2775 Olav Sandstaa	2008-08-12
      Initial fix to Bug#35932 Falcon crashes in Transaction::commitNoUpdates for simple SELECT queries
      
      Changed the failing assert so that it handles that the transition of the Transaction object from Active
      to Available is not "atomic" when seen from a thread not having locked the transaction object.
[14 Aug 2008 11:19] Bugs System
A patch for this bug has been committed. After review, it may
be pushed to the relevant source trees for release in the next
version. You can access the patch from:

  http://lists.mysql.com/commits/51620

2779 Olav Sandstaa	2008-08-14
      Follow-up fix to Bug#35932 Falcon crashes in Transaction::commitNoUpdates for simple SELECT queries
            
      The initial assert added in commit http://lists.mysql.com/commits/51491 was too strict. Change this to only
      assert if the state of the transaction the dependency is pointing to is Initializing.
[14 Aug 2008 11:26] Bugs System
A patch for this bug has been committed. After review, it may
be pushed to the relevant source trees for release in the next
version. You can access the patch from:

  http://lists.mysql.com/commits/51622

2779 Olav Sandstaa	2008-08-14
      Follow-up fix to Bug#35932 Falcon crashes in Transaction::commitNoUpdates for simple SELECT queries
            
      The initial assert added in commit http://lists.mysql.com/commits/51491 was too strict. Change this to only
      assert if the state of the transaction the dependency is pointing to is Initializing.
[27 Aug 2008 7:33] Xuekun Hu
I replied at bug#36410 also.

I met the same call stack with sysbench oltp simple test with older mysql 6.0 version. Now
I tested again at mysql-6.0-faclon (revno 2779) version on three different machines (all
are quad-core 2-socket system).  The crash seems like to be disappeared, but a new scene
is happened. On one machine, sysbench oltp simple test works fine, whatever with low or
high concurrent threads runnings. However on other two machines, with higher concurrent
threads, mysql will restart automaticly, without any error messages, no call stack. You
can only see the below message on the screen. 

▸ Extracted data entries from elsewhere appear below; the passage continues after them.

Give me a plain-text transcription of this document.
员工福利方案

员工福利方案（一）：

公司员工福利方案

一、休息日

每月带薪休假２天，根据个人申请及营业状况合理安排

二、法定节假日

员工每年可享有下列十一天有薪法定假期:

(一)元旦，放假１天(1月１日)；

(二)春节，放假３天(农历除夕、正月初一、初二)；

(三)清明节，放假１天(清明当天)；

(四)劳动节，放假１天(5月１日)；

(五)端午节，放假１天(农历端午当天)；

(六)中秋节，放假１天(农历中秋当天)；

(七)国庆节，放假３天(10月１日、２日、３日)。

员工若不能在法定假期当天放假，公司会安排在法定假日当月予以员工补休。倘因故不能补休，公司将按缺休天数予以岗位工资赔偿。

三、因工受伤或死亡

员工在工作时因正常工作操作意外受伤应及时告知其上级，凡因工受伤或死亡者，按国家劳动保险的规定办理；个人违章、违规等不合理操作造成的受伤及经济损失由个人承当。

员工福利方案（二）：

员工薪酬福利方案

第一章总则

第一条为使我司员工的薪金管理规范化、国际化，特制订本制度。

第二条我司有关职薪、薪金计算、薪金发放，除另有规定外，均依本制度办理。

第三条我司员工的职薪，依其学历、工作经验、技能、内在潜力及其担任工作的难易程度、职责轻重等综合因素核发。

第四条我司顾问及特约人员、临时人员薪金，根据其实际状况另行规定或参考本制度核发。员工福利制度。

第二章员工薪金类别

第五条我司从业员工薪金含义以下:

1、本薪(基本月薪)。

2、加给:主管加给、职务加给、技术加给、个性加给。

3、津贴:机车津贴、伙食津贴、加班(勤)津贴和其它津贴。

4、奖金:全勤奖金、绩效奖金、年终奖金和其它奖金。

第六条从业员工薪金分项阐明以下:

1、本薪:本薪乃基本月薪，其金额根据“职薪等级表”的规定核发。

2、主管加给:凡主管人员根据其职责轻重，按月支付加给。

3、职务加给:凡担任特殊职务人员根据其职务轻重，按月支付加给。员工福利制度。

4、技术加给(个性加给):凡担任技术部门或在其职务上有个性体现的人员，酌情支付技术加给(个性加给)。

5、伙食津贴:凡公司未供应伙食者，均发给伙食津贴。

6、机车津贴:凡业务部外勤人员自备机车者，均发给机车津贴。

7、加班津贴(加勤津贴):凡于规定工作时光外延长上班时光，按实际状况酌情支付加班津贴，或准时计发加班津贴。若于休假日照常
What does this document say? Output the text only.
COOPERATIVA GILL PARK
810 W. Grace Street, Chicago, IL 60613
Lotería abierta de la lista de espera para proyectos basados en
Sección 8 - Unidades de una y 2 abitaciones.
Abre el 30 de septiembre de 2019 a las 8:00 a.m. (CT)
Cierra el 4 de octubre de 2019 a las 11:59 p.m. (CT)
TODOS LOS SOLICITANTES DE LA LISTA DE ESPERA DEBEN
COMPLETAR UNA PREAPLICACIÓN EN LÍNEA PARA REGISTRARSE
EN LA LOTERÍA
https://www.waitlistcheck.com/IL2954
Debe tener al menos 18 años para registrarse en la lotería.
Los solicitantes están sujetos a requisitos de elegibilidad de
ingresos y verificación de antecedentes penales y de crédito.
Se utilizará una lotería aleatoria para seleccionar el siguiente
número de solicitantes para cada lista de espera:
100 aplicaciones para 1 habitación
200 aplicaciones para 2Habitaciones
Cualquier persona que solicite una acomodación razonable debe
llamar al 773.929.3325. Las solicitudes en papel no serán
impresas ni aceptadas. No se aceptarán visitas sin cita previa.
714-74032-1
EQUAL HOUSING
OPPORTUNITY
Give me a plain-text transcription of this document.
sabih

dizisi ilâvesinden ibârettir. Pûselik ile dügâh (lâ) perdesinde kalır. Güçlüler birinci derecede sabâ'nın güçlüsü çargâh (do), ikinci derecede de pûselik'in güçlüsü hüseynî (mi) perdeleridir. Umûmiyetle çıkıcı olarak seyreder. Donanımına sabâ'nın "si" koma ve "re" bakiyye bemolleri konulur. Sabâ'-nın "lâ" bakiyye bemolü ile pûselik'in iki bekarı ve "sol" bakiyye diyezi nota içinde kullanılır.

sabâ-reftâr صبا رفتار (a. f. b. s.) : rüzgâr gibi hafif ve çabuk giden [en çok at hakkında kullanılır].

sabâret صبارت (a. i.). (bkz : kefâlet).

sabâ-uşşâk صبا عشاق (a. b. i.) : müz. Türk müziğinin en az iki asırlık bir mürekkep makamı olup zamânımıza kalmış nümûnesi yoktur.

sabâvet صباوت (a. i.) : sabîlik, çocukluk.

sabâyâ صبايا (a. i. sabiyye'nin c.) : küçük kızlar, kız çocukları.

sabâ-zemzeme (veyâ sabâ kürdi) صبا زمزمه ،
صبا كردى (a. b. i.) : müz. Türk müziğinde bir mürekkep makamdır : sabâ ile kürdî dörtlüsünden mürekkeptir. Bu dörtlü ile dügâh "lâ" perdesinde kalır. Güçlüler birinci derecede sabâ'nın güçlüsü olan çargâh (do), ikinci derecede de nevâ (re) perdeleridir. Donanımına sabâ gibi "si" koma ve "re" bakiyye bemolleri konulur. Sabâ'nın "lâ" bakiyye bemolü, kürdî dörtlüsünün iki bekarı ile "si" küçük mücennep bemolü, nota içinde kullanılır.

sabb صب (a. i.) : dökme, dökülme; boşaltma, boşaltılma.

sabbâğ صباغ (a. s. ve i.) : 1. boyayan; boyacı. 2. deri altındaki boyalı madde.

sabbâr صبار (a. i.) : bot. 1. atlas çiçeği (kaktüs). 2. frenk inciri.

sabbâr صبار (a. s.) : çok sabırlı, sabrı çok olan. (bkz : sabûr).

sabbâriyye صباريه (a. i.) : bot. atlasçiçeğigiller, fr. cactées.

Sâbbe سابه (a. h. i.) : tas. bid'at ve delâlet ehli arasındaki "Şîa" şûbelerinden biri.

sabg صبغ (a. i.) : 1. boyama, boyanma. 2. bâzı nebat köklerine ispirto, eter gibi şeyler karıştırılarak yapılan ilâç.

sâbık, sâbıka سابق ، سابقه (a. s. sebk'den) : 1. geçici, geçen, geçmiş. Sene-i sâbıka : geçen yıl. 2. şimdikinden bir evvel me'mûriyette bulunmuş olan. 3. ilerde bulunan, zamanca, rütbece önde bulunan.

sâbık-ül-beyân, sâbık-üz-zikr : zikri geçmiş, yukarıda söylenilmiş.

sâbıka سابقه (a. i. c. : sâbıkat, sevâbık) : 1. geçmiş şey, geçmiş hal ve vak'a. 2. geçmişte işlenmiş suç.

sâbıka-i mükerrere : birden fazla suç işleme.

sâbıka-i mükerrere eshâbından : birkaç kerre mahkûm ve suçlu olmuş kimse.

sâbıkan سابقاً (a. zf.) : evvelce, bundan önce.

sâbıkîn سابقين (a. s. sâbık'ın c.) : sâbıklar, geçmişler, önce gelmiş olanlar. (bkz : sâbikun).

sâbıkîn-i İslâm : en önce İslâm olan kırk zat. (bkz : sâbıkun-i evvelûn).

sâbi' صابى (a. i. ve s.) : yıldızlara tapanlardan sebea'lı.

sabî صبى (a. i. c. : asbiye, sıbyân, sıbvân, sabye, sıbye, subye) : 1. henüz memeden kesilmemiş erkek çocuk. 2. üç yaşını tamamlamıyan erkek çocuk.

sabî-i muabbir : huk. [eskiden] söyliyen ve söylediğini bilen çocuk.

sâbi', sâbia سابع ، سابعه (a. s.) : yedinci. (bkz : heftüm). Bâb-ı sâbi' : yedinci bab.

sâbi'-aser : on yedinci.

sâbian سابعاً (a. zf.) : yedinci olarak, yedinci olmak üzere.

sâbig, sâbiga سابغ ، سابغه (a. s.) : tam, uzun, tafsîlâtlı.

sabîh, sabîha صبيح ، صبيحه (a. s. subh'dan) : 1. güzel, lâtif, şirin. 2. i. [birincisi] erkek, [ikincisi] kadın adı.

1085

"./bin/mysqld_safe: line 133:  6866 Aborted                 nohup
/home/mysql/mysql/libexec/mysqld --basedir=/home/mysql/mysql/
--datadir=/home/mysql/database/var --user=mysql --skip-grant-tables --max_connections=3000
--table_cache=10240 --log-error=/home/mysql/database/var/perf-alcolu.err
--pid-file=/home/mysql/database/var/perf-alcolu.pid --socket=/tmp/mysql.sock --port=3306
</dev/null >>/home/mysql/database/var/perf-alcolu.err 2>&1
>>/home/mysql/database/var/perf-alcolu.err 2>&1"
[28 Aug 2008 20:15] Bugs System
Pushed into 6.0.7-alpha  (revid:cbell@mysql.com-20080822132131-uveo6wiuecy6m2b8) (version source revid:cbell@mysql.com-20080822132131-uveo6wiuecy6m2b8) (pib:3)
[28 Aug 2008 22:45] Kevin Lewis
This bug is 'fixed' by changing the assert so that it accounts for known concurrency issues in commitNoUpdates.  There is a follow-on assert tracked by Bug#38739 that can still happen.  The concurrency problems with releasing dependencies will be fixed by a re-implementation of transaction dependencies, which will be done under Bug#38739.
[13 Sep 2008 19:58] Bugs System
Pushed into 6.0.6-alpha  (revid:olav@sun.com-20080814111842-7229caxvwxzrgn8t) (version source revid:sergefp@mysql.com-20080611231653-nmuqmw6dedjra79i) (pib:3)
[4 Oct 2008 15:36] Jon Stephens
Documented bugfix in the 6.0.6 changelog as follows:

        Multiple threads executing repeated queries on the same Falcon table led
        eventually to a crash of the server.